召喚勇者
俺が異世界に召喚されて、一年が経とうとしている。
魔王軍の進攻も沈静化しており、いまは魔物退治に精を出している。
もっとも、日本では引き籠り生活を送っていた。
時々、買い物に出たとしても、人通りの少ない閉店間際の時間帯に行く程度だったの毎日だった。
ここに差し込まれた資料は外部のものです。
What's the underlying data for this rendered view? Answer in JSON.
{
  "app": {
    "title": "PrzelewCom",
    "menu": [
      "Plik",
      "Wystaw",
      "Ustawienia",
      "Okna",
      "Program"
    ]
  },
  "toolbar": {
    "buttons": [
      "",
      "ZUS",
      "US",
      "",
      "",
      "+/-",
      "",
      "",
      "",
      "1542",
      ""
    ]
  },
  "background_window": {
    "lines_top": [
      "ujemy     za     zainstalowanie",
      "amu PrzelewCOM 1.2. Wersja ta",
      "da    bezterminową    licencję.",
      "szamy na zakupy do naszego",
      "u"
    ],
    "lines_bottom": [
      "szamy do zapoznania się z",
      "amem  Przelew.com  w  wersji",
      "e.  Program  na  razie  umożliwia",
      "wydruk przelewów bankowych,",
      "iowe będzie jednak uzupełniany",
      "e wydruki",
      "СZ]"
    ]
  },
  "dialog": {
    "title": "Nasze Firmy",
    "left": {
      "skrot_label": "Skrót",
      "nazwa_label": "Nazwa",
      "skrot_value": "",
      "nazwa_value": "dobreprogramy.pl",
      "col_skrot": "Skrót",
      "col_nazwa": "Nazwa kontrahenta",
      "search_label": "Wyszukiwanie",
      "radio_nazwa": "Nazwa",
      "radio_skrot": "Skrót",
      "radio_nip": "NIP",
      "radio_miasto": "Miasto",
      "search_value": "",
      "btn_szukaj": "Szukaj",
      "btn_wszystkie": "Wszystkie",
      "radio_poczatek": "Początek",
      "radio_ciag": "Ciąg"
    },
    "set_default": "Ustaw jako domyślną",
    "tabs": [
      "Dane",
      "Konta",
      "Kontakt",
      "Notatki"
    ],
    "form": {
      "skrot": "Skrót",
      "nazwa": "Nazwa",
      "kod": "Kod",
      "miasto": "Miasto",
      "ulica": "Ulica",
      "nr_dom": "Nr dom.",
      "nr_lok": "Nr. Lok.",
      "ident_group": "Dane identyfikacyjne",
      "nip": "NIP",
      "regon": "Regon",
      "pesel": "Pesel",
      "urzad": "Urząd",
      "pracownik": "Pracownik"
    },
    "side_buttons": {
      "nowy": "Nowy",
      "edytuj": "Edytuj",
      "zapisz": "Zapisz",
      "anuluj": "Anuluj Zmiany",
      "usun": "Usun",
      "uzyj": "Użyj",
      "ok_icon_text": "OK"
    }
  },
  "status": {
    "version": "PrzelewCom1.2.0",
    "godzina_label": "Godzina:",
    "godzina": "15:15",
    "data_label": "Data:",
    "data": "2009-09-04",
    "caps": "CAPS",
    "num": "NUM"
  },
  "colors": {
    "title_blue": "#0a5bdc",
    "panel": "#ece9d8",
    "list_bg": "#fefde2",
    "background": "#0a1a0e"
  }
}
ある日何時もの様に目が覚めたら、見知らぬ広間に俺は居た。周りを屈強な騎士達が囲み、偉そうな男が何かを話していたが、俺は頭が混乱してパニック状態だったらしい。
気が付けば、個室のベットで寝ていた。
狭い部屋は俺の心を落ち着かせる。
俺が、気が付いた事を察知したメイドが食事を用意してくれた。
豪華な料理の数々に、目を奪われる。
久々のまともな食事に感激しながら、ふと視線を上げると、麗しい美少女が侍女を伴い立ち竦んでいた。
俺は食事に未練を残しながら、美少女と対面をした。
彼女が言うには、
【此処は異世界であること】
【魔王軍に王国が苦しんでいること】
【魔王に対抗する為に、俺が召喚されたこと】
【召喚者は、高い能力と豊富なスキルがあること】
【俺に王国を守って欲しいこと】
まあ、定番の流れであった。
日本では、引き籠りで、冴えない男だった俺に真剣な表情で訴える美少女を悲しませる事は、俺には出来なかった。
不承不承ながら、承諾した。
ただ、俺の現状をたどたどしい言葉ながら訴えて、納得してくれたと思っている。
王国は、
対人関係が難しい俺に、気さくで居ても気にならない仲間を付けてくれたり、
気分が乗らない時は、休む自由が与えられて、心身ともにリラックスしている。
もっとも、今の魔王軍の沈静化が後を押していることなのだが。
そして、美少女が毎日こんな俺の処に着てくれて、時には話し相手に、時には励ましてくれる。
そんな毎日に、俺は満足している。